Ebook: Mirrors and Reflections
- Tags: Group Theory and Generalizations, Geometry, Topological Groups Lie Groups, Linear and Multilinear Algebras Matrix Theory, Mathematical Methods in Physics
- Series: Universitext
- Year: 2010
- Publisher: Springer-Verlag New York
- Edition: 1
- Language: English
- pdf
Mirrors and Reflections presents an intuitive and elementary introduction to finite reflection groups. Starting with basic principles, this book provides a comprehensive classification of the various types of finite reflection groups and describes their underlying geometric properties.
Unique to this text is its emphasis on the intuitive geometric aspects of the theory of reflection groups, making the subject more accessible to the novice. Primarily self-contained, necessary geometric concepts are introduced and explained. Principally designed for coursework, this book is saturated with exercises and examples of varying degrees of difficulty. An appendix offers hints for solving the most difficult problems. Wherever possible, concepts are presented with pictures and diagrams intentionally drawn for easy reproduction.
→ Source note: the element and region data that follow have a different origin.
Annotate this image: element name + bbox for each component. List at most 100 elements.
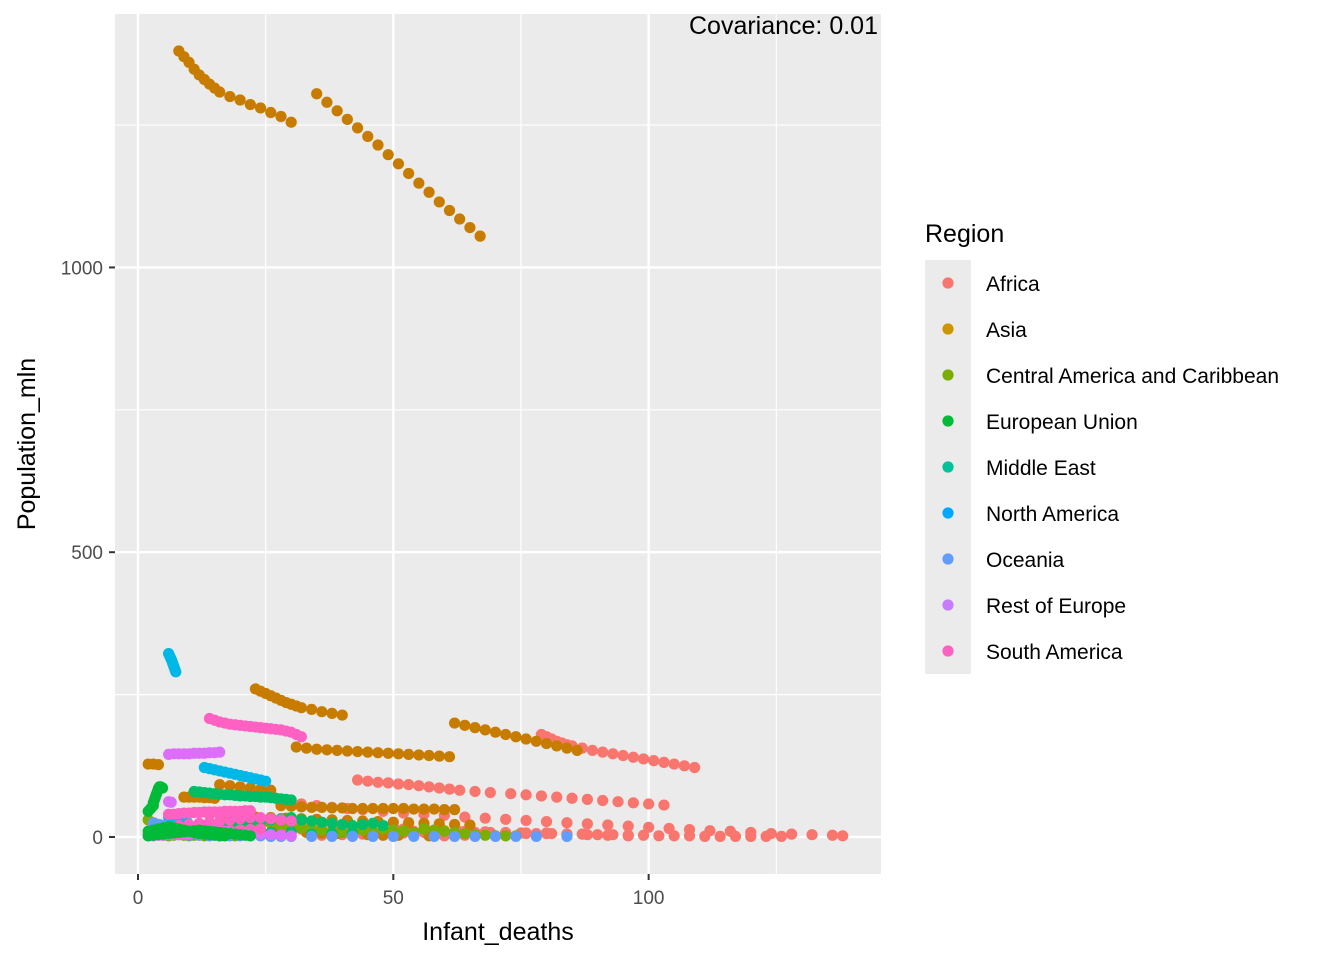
- legend-items: Africa Asia Central America and Caribbean E…: [942, 273, 1279, 664]
- point-middle-east: [306, 815, 318, 827]
- point-africa: [653, 830, 665, 842]
- point-asia: [331, 744, 343, 757]
- point-asia: [459, 719, 471, 731]
- point-africa: [775, 830, 788, 843]
- point-asia: [341, 113, 353, 125]
- point-european-union: [244, 830, 256, 842]
- point-asia: [464, 819, 476, 831]
- point-middle-east: [326, 817, 338, 829]
- point-asia: [423, 749, 435, 762]
- point-africa: [351, 774, 364, 786]
- point-south-america: [254, 812, 267, 824]
- point-oceania: [428, 830, 440, 843]
- point-africa: [403, 778, 415, 791]
- legend-label-rest-of-europe: Rest of Europe: [986, 595, 1126, 618]
- point-africa: [362, 775, 374, 787]
- point-south-america: [275, 814, 287, 826]
- point-asia: [295, 801, 307, 813]
- x-tick-label: 50: [383, 888, 404, 909]
- point-asia: [224, 90, 236, 103]
- point-asia: [428, 803, 440, 815]
- point-middle-east: [367, 817, 379, 829]
- point-africa: [617, 749, 629, 762]
- point-middle-east: [377, 819, 389, 832]
- point-africa: [729, 830, 742, 843]
- point-asia: [387, 802, 399, 815]
- point-asia: [234, 781, 246, 793]
- legend-key-rest-of-europe: [942, 599, 954, 611]
- point-asia: [433, 750, 445, 762]
- legend-key-south-america: [942, 645, 954, 657]
- point-africa: [714, 830, 726, 843]
- point-africa: [443, 783, 456, 795]
- x-tick-label: 0: [133, 888, 144, 909]
- point-africa: [627, 797, 639, 809]
- point-africa: [678, 760, 690, 772]
- point-africa: [622, 830, 634, 842]
- point-africa: [423, 781, 435, 793]
- point-africa: [581, 818, 593, 830]
- point-asia: [300, 742, 313, 754]
- point-asia: [392, 158, 405, 170]
- point-asia: [346, 802, 359, 815]
- point-asia: [152, 759, 165, 771]
- point-south-america: [214, 815, 226, 827]
- point-asia: [357, 802, 369, 815]
- point-africa: [459, 811, 471, 823]
- point-africa: [581, 829, 593, 841]
- point-middle-east: [316, 816, 328, 828]
- point-asia: [387, 816, 399, 828]
- point-asia: [479, 724, 491, 736]
- covariance-annotation: Covariance: 0.01: [689, 12, 878, 40]
- point-asia: [306, 801, 318, 813]
- point-africa: [658, 756, 670, 768]
- legend-key-north-america: [942, 507, 954, 519]
- point-south-america: [254, 823, 267, 835]
- point-oceania: [561, 830, 573, 843]
- point-asia: [265, 106, 277, 119]
- point-africa: [561, 817, 573, 829]
- point-africa: [500, 813, 512, 825]
- point-middle-east: [285, 794, 297, 806]
- y-tick-label: 0: [92, 828, 103, 849]
- point-asia: [448, 717, 461, 729]
- point-asia: [540, 737, 553, 750]
- point-oceania: [408, 830, 420, 843]
- point-asia: [244, 782, 256, 794]
- point-asia: [351, 745, 364, 758]
- point-africa: [535, 790, 548, 802]
- point-asia: [403, 817, 415, 829]
- point-oceania: [306, 830, 318, 843]
- point-asia: [443, 751, 456, 763]
- point-rest-of-europe: [165, 796, 177, 808]
- point-asia: [448, 818, 461, 831]
- point-central-america-and-caribbean: [295, 822, 307, 834]
- legend-label-european-union: European Union: [986, 411, 1138, 434]
- point-africa: [469, 785, 481, 798]
- point-asia: [397, 802, 410, 815]
- legend-key-middle-east: [942, 461, 954, 473]
- point-asia: [530, 735, 542, 747]
- y-tick-label: 1000: [61, 258, 103, 279]
- point-africa: [643, 798, 655, 810]
- point-oceania: [530, 830, 542, 843]
- point-oceania: [469, 830, 481, 843]
- point-africa: [586, 744, 599, 757]
- point-south-america: [203, 816, 216, 828]
- y-axis-title: Population_mln: [13, 358, 41, 530]
- point-asia: [413, 749, 425, 761]
- legend: Region Africa Asia Central America and Car…: [925, 220, 1279, 674]
- point-africa: [581, 793, 593, 805]
- point-south-america: [244, 812, 256, 824]
- point-africa: [837, 830, 849, 842]
- point-africa: [454, 784, 466, 796]
- point-middle-east: [336, 818, 348, 831]
- point-central-america-and-caribbean: [336, 826, 348, 839]
- point-asia: [418, 803, 430, 815]
- legend-key-central-america-and-caribbean: [942, 369, 954, 381]
- point-asia: [571, 744, 583, 757]
- legend-key-africa: [942, 277, 954, 289]
- point-asia: [561, 742, 573, 754]
- point-central-america-and-caribbean: [316, 824, 328, 836]
- point-asia: [341, 745, 353, 757]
Finite reflection groups is a topic of great interest to many pure and applied mathematicians. Often considered a cornerstone of modern algebra and geometry, an understanding of finite reflection groups is of great value to students of pure or applied mathematics. Requiring only a modest knowledge of linear algebra and group theory, this book is intended for teachers and students of mathematics at the advanced undergraduate and graduate levels.
This graduate/advanced undergraduate textbook contains a systematic and elementary treatment of finite groups generated by reflections. The approach is based on fundamental geometric considerations in Coxeter complexes, and emphasizes the intuitive geometric aspects of the theory of reflection groups. Key features include: many important concepts in the proofs are illustrated in simple drawings, which give easy access to the theory; a large number of exercises at various levels of difficulty; some Euclidean geometry is included along with the theory of convex polyhedra; no prerequisites are necessary beyond the basic concepts of linear algebra and group theory; and a good index and bibliography The exposition is directed at advanced undergraduates and first-year graduate students.